A Embrapa começou as pesquisas com PD e, em 1978, importou uma semeadora dinamarquesa de cultivo mínimo, a Nordestern, e, em seguida, uma semeadora de fluxo contínuo da marca Bettinson 3-D, da Inglaterra. Os pesquisadores aproveitaram as características construtivas da máquina e os discos duplos desencontrados de origem canadense para construir as primeiras semeadoras, que, na época, eram especializadas em culturas de inverno e grãos finos. 

Em 1989, a Semeato, de Passo Fundo, desenvolveu a TD, o primeiro projeto nacional de máquina para PD. Depois, as empresas Imasa, Fankhauser e Lavrale apresentaram seus produtos.

Produtores pioneiros e oficinas locais do Paraná e Rio Grande do Sul fizeram adaptações no maquinário, principalmente na tentativa de semear culturas de verão, predominantemente a soja. Isso em função de que a máquina disponível nos anos 1970 era a Rotacaster, que, além de mobilizar exageradamente o solo, tinha baixo rendimento. 

No início dos anos 1980, o mercado já contava com semeadoras de fluxo contínuo para o SPD, principalmente da Semeato, Imasa, Fankhauser, Baldan e Marchesan.

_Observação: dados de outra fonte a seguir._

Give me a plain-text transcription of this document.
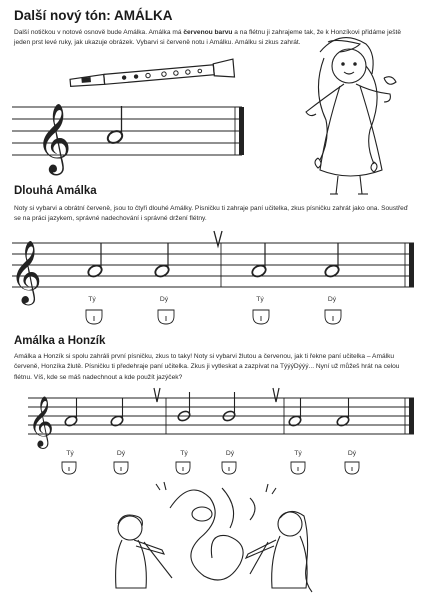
Další nový tón: AMÁLKA

Další notičkou v notové osnově bude Amálka. Amálka má červenou barvu a na flétnu ji zahrajeme tak, že k Honzíkovi přidáme ještě jeden prst levé ruky, jak ukazuje obrázek. Vybarvi si červeně notu i Amálku. Amálku si zkus zahrát.

𝄞
Dlouhá Amálka

Noty si vybarvi a obrátní červeně, jsou to čtyři dlouhé Amálky. Písničku ti zahraje paní učitelka, zkus písničku zahrát jako ona. Soustřeď se na práci jazykem, správné nadechování i správné držení flétny.

𝄞	Tý	Dý	Tý	Dý
Amálka a Honzík

Amálka a Honzík si spolu zahráli první písničku, zkus to taky! Noty si vybarvi žlutou a červenou, jak ti řekne paní učitelka – Amálku červeně, Honzíka žlutě. Písničku ti předehraje paní učitelka. Zkus ji vytleskat a zazpívat na TýýýDýýý... Nyní už můžeš hrát na celou flétnu. Víš, kde se máš nadechnout a kde použít jazýček?

𝄞
Tý	Dý	Tý	Dý	Tý	Dý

A década de 1980 foi um período de estudos e laboratório, quando não havia uma definição clara de como uma semeadora de SPD deveria trabalhar. Conforme o especialista em mecanização agrícola Augusto Guilherme de Araújo, que trabalhou no Instituto de Desenvolvimento Rural do Paraná (Iapar), os produtores e oficinas locais adaptavam semeadoras de precisão convencionais e de fluxo contínuo, transformando-as para o SPD, introduzindo disco de corte e componentes para abertura de sulco e deposição de fertilizante e sementes. 

Entraves

Nesse processo, as indústrias foram aperfeiçoando seus produtos e criando também semeadoras de precisão para o Sistema de Plantio Direto. As principais dificuldades para a expansão do sistema na década de 1980 foram a falta de herbicidas eficientes ou o desconhecimento dos mesmos e as máquinas que não eram apropriadas, principalmente para trabalhar nas regiões de solos argilosos, os quais nos primeiros anos de adoção apresentavam adensamento superficial. 

Com os trabalhos de pesquisa e a experiência de produtores da época, consolidaram-se os conceitos de rotação de culturas e uso de plantas de cobertura, além da necessidade de adequar o terreno para implantação do SPD. Porém, a alta do preço do petróleo e a elevação dos custos de produção fizeram o produtor adotar o SPD, o que possibilitou menor desgaste das máquinas e resultou no aumento da produtividade das culturas.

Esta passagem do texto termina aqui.